Using human embryonic stem cells (ES cells), researchers have generated models of early human embryos in the lab that are more complex than any previous lab-generated embryo model, NPR reports. They’ve also shown that the application of the protein BMP4 causes these embryo models, called embryoids, to break symmetry, or go from a round ball to a structure with front and back ends.
How the human embryo breaks symmetry is a mystery. That this could happen in the embryoids with BMP4 but without maternal factors or extra-embryonic tissues surprised the researchers, they write in their paper, published July 1 in Nature Cell Biology.
“This process of symmetry breaking is a major holy grail of development biology,” Rockefeller University stem cell researcher Ali Brivanlou, who led the research,...
The researchers placed dissociated human embryonic stem cells in a dish containing hydrogel and an extracellular matrix-like scaffolding and found that they organized themselves into balls equivalent to human embryos that are 10 days old, at what’s called the epiblast stage. When the researchers added BMP4, the embryoids developed an anterior-posterior polarity, including signs of something resembling the primitive streak, which in an embryo establishes the midline.
According to current ethical guidelines that stem cell researchers follow, work on actual human embryos can only continue to 14 days. This research “certainly hints that science is headed towards a challenge to that rule,” stem cell scientist and Harvard Medical School dean George Daley, who was not involved in the study, tells NPR, adding that stem cell scientists will have to rewrite their guidelines in light of these findings.

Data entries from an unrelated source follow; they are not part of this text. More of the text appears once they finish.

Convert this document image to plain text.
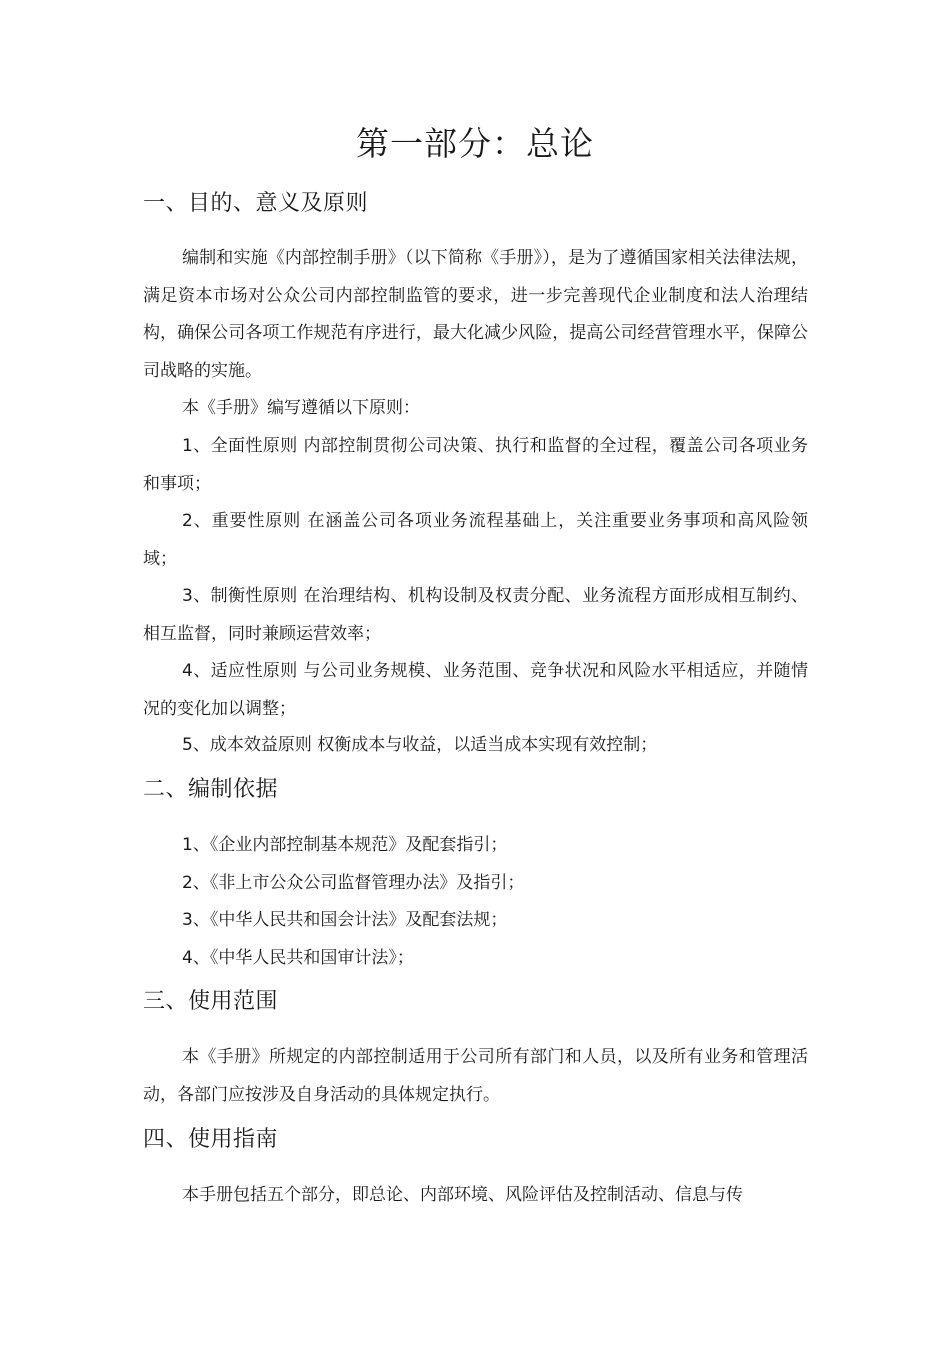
第一部分：总论
一、目的、意义及原则

编制和实施《内部控制手册》（以下简称《手册》），是为了遵循国家相关法律法规，满足资本市场对公众公司内部控制监管的要求，进一步完善现代企业制度和法人治理结构，确保公司各项工作规范有序进行，最大化减少风险，提高公司经营管理水平，保障公司战略的实施。

本《手册》编写遵循以下原则：

1、全面性原则 内部控制贯彻公司决策、执行和监督的全过程，覆盖公司各项业务和事项；

2、重要性原则 在涵盖公司各项业务流程基础上，关注重要业务事项和高风险领域；

3、制衡性原则 在治理结构、机构设制及权责分配、业务流程方面形成相互制约、相互监督，同时兼顾运营效率；

4、适应性原则 与公司业务规模、业务范围、竞争状况和风险水平相适应，并随情况的变化加以调整；

5、成本效益原则 权衡成本与收益，以适当成本实现有效控制；

二、编制依据
1、《企业内部控制基本规范》及配套指引；
2、《非上市公众公司监督管理办法》及指引；
3、《中华人民共和国会计法》及配套法规；
4、《中华人民共和国审计法》；
三、使用范围

本《手册》所规定的内部控制适用于公司所有部门和人员，以及所有业务和管理活动，各部门应按涉及自身活动的具体规定执行。

四、使用指南

本手册包括五个部分，即总论、内部环境、风险评估及控制活动、信息与传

“As the embryo models become much more complete and much further along in showing us how the human body develops after fertilization, one might begin to wonder: At what point do these models effectively just become the real thing?” Insoo Hyun, a bioethicist at Case Western Reserve University and Harvard Medical School who was not involved in the research, comments to NPR.
The researchers plan to use the embryoids to develop even more complex models of embryonic development.